Серёжа энергично продел себя сквозь ремни. Устроился в кресле, выкинул из кабины стакан. Бросил взгляд на уходящую Саманту. Ему вдруг остро захотелось сказать ей что-нибудь ещё, и он крикнул:
– Hey, Smith! Thanks for coffee!
Она обернулась, помахала рукой.
– You're welcome! – донеслось в ответ, и Серёжа закрыл фонарь.
– Командир! – позвал Маленский. Он был в шлеме, но кабина у него оставалась открытой. – Сегодня я завалю Баверель. Я это вот так гарантирую! – ладонью, затянутой в лётную перчатку, Коля явственно указал на низ фюзеляжа, где точно под кабиной краснела надпись: «Комсомольская гарантия».
– Ладно, – сказал Серёжа, запуская двигатель. – Поехали. Помните мой вчерашний бой с Бозирэ.
– Да всё понятно, – устало проговорил Ромка. – Будем тянуть на вертикалях. «Увидел «Мираж» – не становись в вираж».
– Совершенно верно, – сухо подтвердил Серёжа.
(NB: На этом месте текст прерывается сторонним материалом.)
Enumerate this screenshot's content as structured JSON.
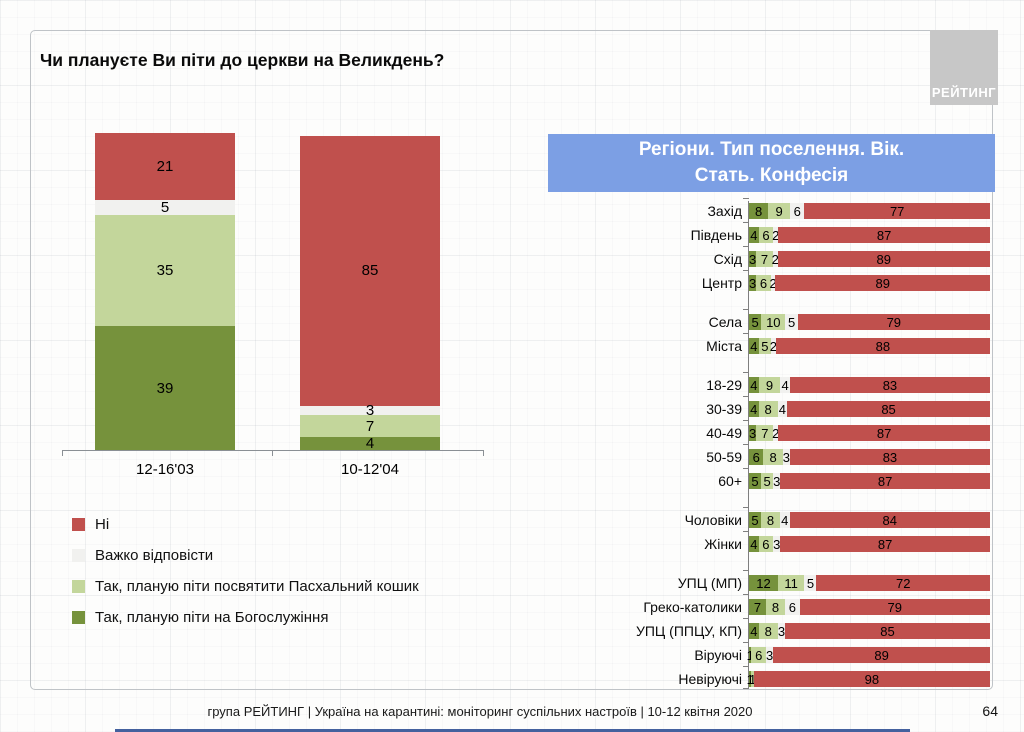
{
  "page": {
    "title": "Чи плануєте Ви піти до церкви на Великдень?",
    "logo_text": "РЕЙТИНГ",
    "footer_text": "група РЕЙТИНГ | Україна на карантині: моніторинг суспільних настроїв  | 10-12 квітня  2020",
    "page_number": "64"
  },
  "colors": {
    "no": "#C0504D",
    "hard": "#F1F1EF",
    "basket": "#C3D69B",
    "service": "#76923C",
    "header_bg": "#7C9FE4",
    "header_text": "#FFFFFF",
    "bottom_bar": "#44619E",
    "logo_bg": "#C7C7C7",
    "axis": "#7F7F7F"
  },
  "legend": [
    {
      "key": "no",
      "label": "Ні"
    },
    {
      "key": "hard",
      "label": "Важко відповісти"
    },
    {
      "key": "basket",
      "label": "Так, планую піти посвятити Пасхальний кошик"
    },
    {
      "key": "service",
      "label": "Так, планую піти на Богослужіння"
    }
  ],
  "chart_data": [
    {
      "type": "bar",
      "orientation": "vertical",
      "stacked": true,
      "title": "Чи плануєте Ви піти до церкви на Великдень?",
      "categories": [
        "12-16'03",
        "10-12'04"
      ],
      "series": [
        {
          "key": "service",
          "name": "Так, планую піти на Богослужіння",
          "values": [
            39,
            4
          ]
        },
        {
          "key": "basket",
          "name": "Так, планую піти посвятити Пасхальний кошик",
          "values": [
            35,
            7
          ]
        },
        {
          "key": "hard",
          "name": "Важко відповісти",
          "values": [
            5,
            3
          ]
        },
        {
          "key": "no",
          "name": "Ні",
          "values": [
            21,
            85
          ]
        }
      ],
      "ylim": [
        0,
        100
      ],
      "grid": false,
      "legend_position": "bottom-left"
    },
    {
      "type": "bar",
      "orientation": "horizontal",
      "stacked": true,
      "title": "Регіони. Тип поселення. Вік. Стать. Конфесія",
      "title_lines": [
        "Регіони. Тип поселення. Вік.",
        "Стать. Конфесія"
      ],
      "series_keys": [
        "service",
        "basket",
        "hard",
        "no"
      ],
      "series_names": [
        "Так, планую піти на Богослужіння",
        "Так, планую піти посвятити Пасхальний кошик",
        "Важко відповісти",
        "Ні"
      ],
      "xlim": [
        0,
        100
      ],
      "groups": [
        {
          "name": "regions",
          "rows": [
            {
              "label": "Захід",
              "values": [
                8,
                9,
                6,
                77
              ]
            },
            {
              "label": "Південь",
              "values": [
                4,
                6,
                2,
                87
              ]
            },
            {
              "label": "Схід",
              "values": [
                3,
                7,
                2,
                89
              ]
            },
            {
              "label": "Центр",
              "values": [
                3,
                6,
                2,
                89
              ]
            }
          ]
        },
        {
          "name": "settlement-type",
          "rows": [
            {
              "label": "Села",
              "values": [
                5,
                10,
                5,
                79
              ]
            },
            {
              "label": "Міста",
              "values": [
                4,
                5,
                2,
                88
              ]
            }
          ]
        },
        {
          "name": "age",
          "rows": [
            {
              "label": "18-29",
              "values": [
                4,
                9,
                4,
                83
              ]
            },
            {
              "label": "30-39",
              "values": [
                4,
                8,
                4,
                85
              ]
            },
            {
              "label": "40-49",
              "values": [
                3,
                7,
                2,
                87
              ]
            },
            {
              "label": "50-59",
              "values": [
                6,
                8,
                3,
                83
              ]
            },
            {
              "label": "60+",
              "values": [
                5,
                5,
                3,
                87
              ]
            }
          ]
        },
        {
          "name": "gender",
          "rows": [
            {
              "label": "Чоловіки",
              "values": [
                5,
                8,
                4,
                84
              ]
            },
            {
              "label": "Жінки",
              "values": [
                4,
                6,
                3,
                87
              ]
            }
          ]
        },
        {
          "name": "confession",
          "rows": [
            {
              "label": "УПЦ (МП)",
              "values": [
                12,
                11,
                5,
                72
              ]
            },
            {
              "label": "Греко-католики",
              "values": [
                7,
                8,
                6,
                79
              ]
            },
            {
              "label": "УПЦ (ППЦУ, КП)",
              "values": [
                4,
                8,
                3,
                85
              ]
            },
            {
              "label": "Віруючі",
              "values": [
                1,
                6,
                3,
                89
              ]
            },
            {
              "label": "Невіруючі",
              "values": [
                1,
                1,
                0,
                98
              ]
            }
          ]
        }
      ]
    }
  ]
}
В кабине потемнело, но почти сразу включились экраны, и перед носом самолёта развернулась нарисованная компьютером взлётка Кубинки. Отличить её от настоящей зрительно было практически невозможно, ребята из Зеленограда постарались на славу.

– «Солнце», я «Альтаир», как они идут? – запросил Серёжа.
– «Пеленгом», плотно, прямо-таки душа радуется, – ответил Дед. – Хороши, хороши парижаночки... А Вы, соколики, взлетайте, а то серые уточки вам самим по темечку наклюют.
   – Всё, Дмитрич, мы работаем, – сказал Серёжа и надавил на газ.


*   *   *


Надо было спешить. Репетировали до прихода взрослых актёров, так ещё и на дорогу сколько-то времени уйдёт, а Галина Борисовна опаздывающих не жалует. Любую их ошибку на сцене спишет на неопытность, но если опоздаешь – сильно опустишься в её глазах. Потому что к общему делу относишься несерьёзно, с ленцой, позволяешь себе. Недавно с треском вылетел Женя Франк – за это самое, да ещё в неудобных количествах. А до премьеры – две недели. Пьером Безуховым сделали Славку Семёнова, так он, бедняга, ночами роль учил.
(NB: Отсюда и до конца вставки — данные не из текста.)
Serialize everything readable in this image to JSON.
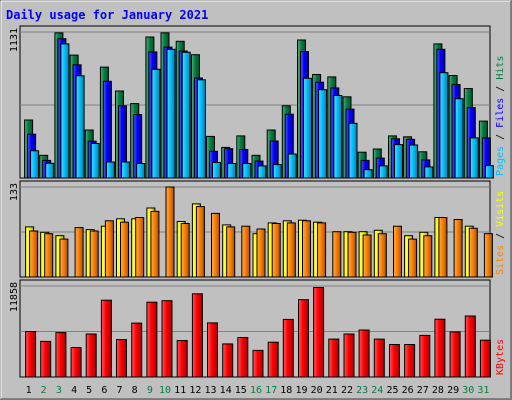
{
  "chart_data": {
    "title": "Daily usage for January 2021",
    "type": "bar",
    "x": [
      "1",
      "2",
      "3",
      "4",
      "5",
      "6",
      "7",
      "8",
      "9",
      "10",
      "11",
      "12",
      "13",
      "14",
      "15",
      "16",
      "17",
      "18",
      "19",
      "20",
      "21",
      "22",
      "23",
      "24",
      "25",
      "26",
      "27",
      "28",
      "29",
      "30",
      "31"
    ],
    "weekend_days": [
      "2",
      "3",
      "9",
      "10",
      "16",
      "17",
      "23",
      "24",
      "30",
      "31"
    ],
    "panels": [
      {
        "id": "hits",
        "ymax_label": "1131",
        "ymax": 1131,
        "axis_labels": [
          "Pages",
          "Files",
          "Hits"
        ],
        "series": [
          {
            "name": "Hits",
            "color": "#008040",
            "values": [
              449,
              176,
              1124,
              952,
              372,
              859,
              674,
              576,
              1092,
              1124,
              1059,
              955,
              322,
              237,
              326,
              176,
              372,
              559,
              1069,
              802,
              783,
              629,
              200,
              225,
              326,
              319,
              203,
              1039,
              794,
              693,
              441
            ]
          },
          {
            "name": "Files",
            "color": "#0000ff",
            "values": [
              339,
              136,
              1079,
              877,
              285,
              749,
              559,
              492,
              977,
              1014,
              984,
              775,
              207,
              227,
              221,
              131,
              287,
              494,
              979,
              742,
              698,
              534,
              136,
              154,
              304,
              299,
              140,
              997,
              724,
              545,
              311
            ]
          },
          {
            "name": "Pages",
            "color": "#00c0ff",
            "values": [
              211,
              114,
              1039,
              792,
              267,
              124,
              124,
              112,
              842,
              997,
              974,
              761,
              120,
              112,
              112,
              94,
              104,
              186,
              772,
              684,
              639,
              424,
              64,
              94,
              259,
              256,
              86,
              816,
              614,
              311,
              96
            ]
          }
        ]
      },
      {
        "id": "visits",
        "ymax_label": "133",
        "ymax": 133,
        "axis_labels": [
          "Sites",
          "Visits"
        ],
        "series": [
          {
            "name": "Visits",
            "color": "#ffff00",
            "values": [
              74,
              66,
              61,
              0,
              70,
              75,
              86,
              86,
              102,
              0,
              82,
              108,
              0,
              77,
              0,
              64,
              80,
              83,
              84,
              81,
              0,
              67,
              67,
              69,
              0,
              61,
              66,
              88,
              0,
              75,
              0
            ]
          },
          {
            "name": "Sites",
            "color": "#ff8000",
            "values": [
              68,
              64,
              56,
              73,
              68,
              83,
              81,
              88,
              97,
              133,
              79,
              104,
              94,
              74,
              75,
              71,
              79,
              80,
              83,
              80,
              67,
              66,
              62,
              64,
              75,
              56,
              61,
              88,
              85,
              72,
              64
            ]
          }
        ]
      },
      {
        "id": "kbytes",
        "ymax_label": "11858",
        "ymax": 11858,
        "axis_labels": [
          "KBytes"
        ],
        "series": [
          {
            "name": "KBytes",
            "color": "#ff0000",
            "values": [
              5930,
              4640,
              5780,
              3840,
              5600,
              10010,
              4880,
              7030,
              9750,
              9940,
              4760,
              10840,
              7050,
              4310,
              5150,
              3470,
              4540,
              7510,
              10070,
              11660,
              4940,
              5600,
              6120,
              4940,
              4240,
              4240,
              5420,
              7530,
              5880,
              7950,
              4800
            ]
          }
        ]
      }
    ],
    "colors": {
      "title": "#0000ff",
      "weekday_label": "#000000",
      "weekend_label": "#008040",
      "hits": "#008040",
      "files": "#0000ff",
      "pages": "#00c0ff",
      "visits": "#ffff00",
      "sites": "#ff8000",
      "kbytes": "#ff0000",
      "sep": "#000000"
    }
  }
}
Так что опускаться не хочется. Ни в чьих глазах.

Саманта шла быстрым шагом, и ей всё время хотелось оглянуться, хоть на микросекундочку ещё увидеть его взгляд. Желание было, мягко говоря, нелогичным, потому что никакого взгляда не могло уже быть. Серёжка бросился в своё тренировочное «небо», а точнее, в свою тренировочную грызню.

И всё же она развернулась, прошла несколько шагов спиной вперёд, чтобы ещё какое-то время быть обращённой к нему лицом.

Потому что он солнце.

Острые тела «МиГов» молчаливо блестели затемнёнными стёклами. Второй слева был его. Саманта беспомощно помахала пятнистому краснозвёздному самолёту, и «МиГ» вдруг шевельнул закрылками. Саманта тихонько рассмеялась и, больше не оглядываясь, поскакала к стоянке «Электронов». Там она шлёпнулась в заряженную одноместную «Шараду» и ввела номер. Машина тронулась, ровно покатилась по тёмной полосе автопилота, любезно разрешив ей вытянуться в солнечно-жёлтом кресле, положив руки под голову.
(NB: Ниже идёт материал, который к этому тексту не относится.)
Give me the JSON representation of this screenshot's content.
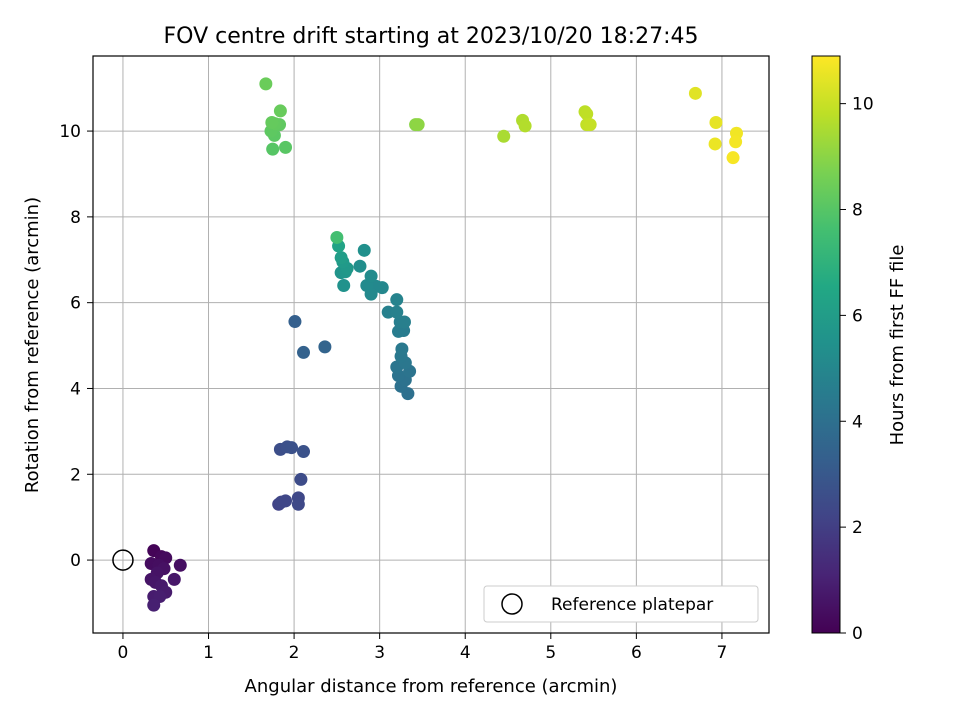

Казалось, что Серёжка до сих пор прижимает её к себе. Осторожно, бережно, словно драгоценную хрупкую вазу. И смотрит...

Саманта почувствовала, как её притягивает к облакам, тянет вверх сквозь прозрачную крышу электромобиля. Как она живёт. Ей захотелось вдруг плакать, или смеяться, или кричать что-нибудь – любые слова, чтобы они взрывались, брызгались, пенились цветными созвучиями, раскрывая свои смыслы в совершенной полноте: речка, мама, цветы, апельсин...

Неужели это правда?! Или это просто счастливый сон, или чьё-то бестактное, неуёмное воображение?!

Господи, да у него сердце чуть не выпрыгнуло из груди, когда они там стояли; колотилось, как барабан перед выносом флага! И сама хороша: если бы не Серёжкины руки, сползла бы тихонечко по стремяночке и растеклась бы на бетонке счастливой лужицей.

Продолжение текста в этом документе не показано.